Reputation: 353
I have a tab-separated file I need to order by the length of the first field. I've found samples of a line that should do that for me, but it's giving very strange results:
awk -F\t '{print length($1) " " $0|"sort -rn"}' SpanishGlossary.utf8 | sed 's/^.[^>]*>/>/' > test.tmp
... gives this (several representative samples -- it's a very long file):
56 cafés especiales y orgánicos special and organic coffees
56 amplia experiencia gerencial broad managerial experience
55 una fundada confianza en que a well-founded confidence that
55 Servicios de Desarrollo Empresarial Business Development Services
...
6 son estas are these
6 son entregadas a are given to
6 son determinantes para are crucial for
6 son autolimitativos are self-limiting
...
0 tal grado de such a degree of
0 tales such
0 tales propósitos such purposes
0 tales principios such principles
0 tales o cuales this or that
That leading number should be the length of the first field, but it's obviously not. I don't know what that's counting.
What am I doing wrong? Thanks.
Upvotes: 0
Views: 268
Reputation: 195239
try this:
awk '$0=length($1) FS $0' file | sort -nr | sed -r 's/^\S*\s//'
test:
kent$ cat f
as foo
a foo
aaa foo
aaaaa foo
aaaa foo
kent$ awk '$0=length($1) FS $0' f|sort -nr|sed -r 's/^\S*\s//'
aaaaa foo
aaaa foo
aaa foo
as foo
a foo
here I used space(default) as awk's FS
, if you need the tab
, add -F'\t'
add one awk (gnu awk) only one-liner for @Jaypal,
I mentioned gawk, because it has asort and asorti which we could use for sorting.

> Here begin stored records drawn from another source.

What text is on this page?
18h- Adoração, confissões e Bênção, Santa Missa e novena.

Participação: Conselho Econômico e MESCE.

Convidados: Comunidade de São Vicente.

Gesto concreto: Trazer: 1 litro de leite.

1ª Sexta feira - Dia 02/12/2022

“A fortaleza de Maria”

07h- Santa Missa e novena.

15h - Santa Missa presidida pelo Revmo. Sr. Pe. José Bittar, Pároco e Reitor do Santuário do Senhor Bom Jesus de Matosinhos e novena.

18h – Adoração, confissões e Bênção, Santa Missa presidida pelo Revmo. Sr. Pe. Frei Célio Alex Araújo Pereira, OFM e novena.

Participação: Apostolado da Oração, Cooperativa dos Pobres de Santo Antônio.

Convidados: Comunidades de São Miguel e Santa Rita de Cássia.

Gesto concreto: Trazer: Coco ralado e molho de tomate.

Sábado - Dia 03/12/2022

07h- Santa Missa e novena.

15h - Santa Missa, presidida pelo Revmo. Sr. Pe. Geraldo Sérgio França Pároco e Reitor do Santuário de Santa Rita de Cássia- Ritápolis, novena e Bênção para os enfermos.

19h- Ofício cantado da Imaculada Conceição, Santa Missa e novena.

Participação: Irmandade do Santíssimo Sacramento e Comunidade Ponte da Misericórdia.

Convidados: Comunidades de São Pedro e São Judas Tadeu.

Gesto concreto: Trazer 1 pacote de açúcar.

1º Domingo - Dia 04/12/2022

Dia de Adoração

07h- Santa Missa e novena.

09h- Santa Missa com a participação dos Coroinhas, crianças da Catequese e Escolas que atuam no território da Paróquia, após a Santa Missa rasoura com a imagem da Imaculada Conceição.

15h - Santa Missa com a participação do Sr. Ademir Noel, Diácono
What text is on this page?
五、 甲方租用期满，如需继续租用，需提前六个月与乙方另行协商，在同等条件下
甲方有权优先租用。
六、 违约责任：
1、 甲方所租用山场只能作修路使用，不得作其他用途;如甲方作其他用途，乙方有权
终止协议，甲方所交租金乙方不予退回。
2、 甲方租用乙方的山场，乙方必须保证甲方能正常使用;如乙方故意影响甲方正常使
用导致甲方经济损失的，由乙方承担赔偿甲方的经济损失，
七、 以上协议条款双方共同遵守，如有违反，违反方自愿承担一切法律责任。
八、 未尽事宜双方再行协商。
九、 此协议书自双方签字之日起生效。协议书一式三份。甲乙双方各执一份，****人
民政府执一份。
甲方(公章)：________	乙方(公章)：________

also I changed the input file to add some same length ($1
) lines.
better "@val_num_asc"
or desc
in asorti(a,b,"...")
kent$ cat f
as foo
a foo
aaa foo
ccc foo
aaaaa foo
bbbbb foo
aaaa foo
kent$ awk '{a[length($1)"."NR]=$0}END{asorti(a,b);for(i=NR;i>0;i--)print a[b[i]]}' f
bbbbb foo
aaaaa foo
aaaa foo
ccc foo
aaa foo
as foo
a foo
Upvotes: 4